Très convoité au milieu des années 90 et début 2000, le commerce des publiphones montre ses limites. En effet, le nombre de lignes dédiées aux publiphones ne cesse de se réduire comme peau de chagrin. Selon le dernier rapport de l'Observatoire de l'Agence Nationale de Réglementation des Télécommunications (ANRT), le parc de lignes est passé à 95.141 à fin juin 2012, contre 105.498 au terme du premier trimestre et 162.193 à fin juin 2011. Soit une baisse trimestrielle de 9,82%. A fin juin dernier, le Maroc comptait 69.000 téléboutiques contre 127.000 à la même période en 2011.
A l'origine de ces indicateurs baissiers, la guerre des prix sur la tarification du GSM (surtout en mode prépayé), au grand bonheur des consommateurs!

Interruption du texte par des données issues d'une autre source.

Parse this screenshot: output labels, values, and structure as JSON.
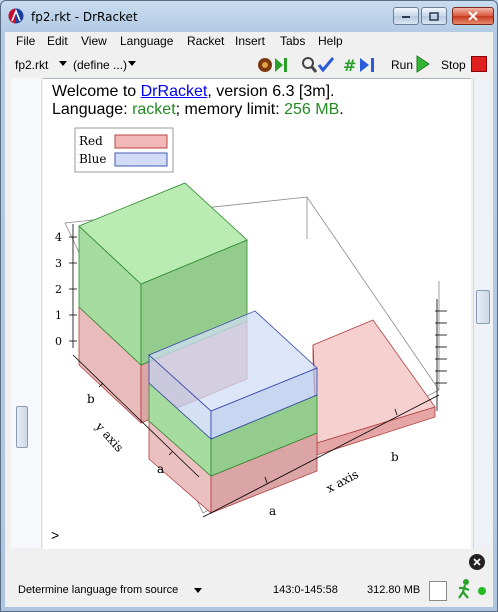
{
  "window": {
    "title": "fp2.rkt - DrRacket"
  },
  "menu": [
    "File",
    "Edit",
    "View",
    "Language",
    "Racket",
    "Insert",
    "Tabs",
    "Help"
  ],
  "toolbar": {
    "file_label": "fp2.rkt",
    "define_label": "(define ...)",
    "run_label": "Run",
    "stop_label": "Stop"
  },
  "repl": {
    "welcome_prefix": "Welcome to ",
    "welcome_link": "DrRacket",
    "welcome_suffix": ", version 6.3 [3m].",
    "lang_prefix": "Language: ",
    "lang_name": "racket",
    "lang_mid": "; memory limit: ",
    "mem_limit": "256 MB",
    "lang_end": ".",
    "prompt": ">"
  },
  "chart_data": {
    "type": "bar",
    "categories": [
      "a",
      "b"
    ],
    "series": [
      {
        "name": "Red",
        "values": [
          [
            1.3,
            1.3
          ],
          [
            1.3,
            0.0
          ]
        ],
        "color": "#f2b8b8"
      },
      {
        "name": "Blue",
        "values": [
          [
            1.3,
            0
          ],
          [
            0,
            0
          ]
        ],
        "color": "#d2dcf6"
      }
    ],
    "stacked_green": {
      "values": [
        [
          2.0,
          0
        ],
        [
          3.1,
          0
        ]
      ],
      "color": "#a8e0a0"
    },
    "xlabel": "x axis",
    "ylabel": "y axis",
    "x_ticks": [
      "a",
      "b"
    ],
    "y_ticks": [
      "a",
      "b"
    ],
    "z_ticks": [
      "0",
      "1",
      "2",
      "3",
      "4"
    ],
    "legend": {
      "placement": "top-left"
    }
  },
  "status": {
    "language": "Determine language from source",
    "position": "143:0-145:58",
    "memory": "312.80 MB"
  },
  "colors": {
    "accent_green": "#228b22",
    "link": "#0000ee"
  }
}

Les nombreuses baisses tarifaires et offres promotionnelles sur mobile ne cessent de malmener le secteur des publiphones, qui ne compte plus les fermetures, tellement elles sont nombreuses.
A noter que le parc des publiphones comprend le parc des téléboutiques, le parc des cabines téléphoniques/taxiphones et le parc des publiphones à cartes fixes et GSM.
Selon les analystes, d'autres facteurs sont à l'origine de la déroute du secteur des téléboutiques. En plus des promotions tous azimuts sur le mobile prépayé, il y a aussi l'accès facilité à la téléphonie fixe, la baisse des tarifs (l'illimité dans le fixe, l'installation gratuite de lignes, les GSM à partir de 100 dirhams, promotions de double et triple recharges, télécartes...). Il y a aussi le nombre d'abonnés qui augmente d'année en année. Selon le dernier rapport de l'ANRT, à fin juin 2012, «le parc des abonnés à la téléphonie mobile a atteint 37,4 millions, soit une évolution de 3,27% par rapport au premier trimestre et de 7% par rapport à la même période en 2011».
Autre explication avancée, le rythme accéléré d'ouvertures des téléboutiques qui s'est opéré, surtout après la suppression du critère du chaînage (distance obligatoire de 200 mètres entre deux téléboutiques). Du coup, la redondance d'un même modèle de commerce/activité dans un périmètre restreint s'est soldée par des faillites en série.
Pour l'heure, nombreux sont les exploitants de téléboutiques qui ne peuvent plus résister à la baisse des prix des appels sur le mobile. La situation est devenue tellement intenable que des téléboutiques se sont repositionnées sur d'autres prestations qui n'ont souvent rien à voir avec les télécoms. Elles ont trouvé la parade notamment via la mise en place de guichets de paiement des factures d'eau, d'électricité, du téléphone fixe et d'Internet, de recharges GSM, de salles de jeux sur ordinateur, des fournitures de bureaux, timbres, journaux, confiserie...
Aujourd'hui, les rares téléboutiques qui résistent sont celles qui jouissent d'un emplacement stratégique: devant un tribunal, une gare de voyageurs, station de train, l'exclusivité dans un quartier résidentiel ou encore une zone commerciale bien achalandée. Pour le reste, la reconversion demeure le seul moyen de survie.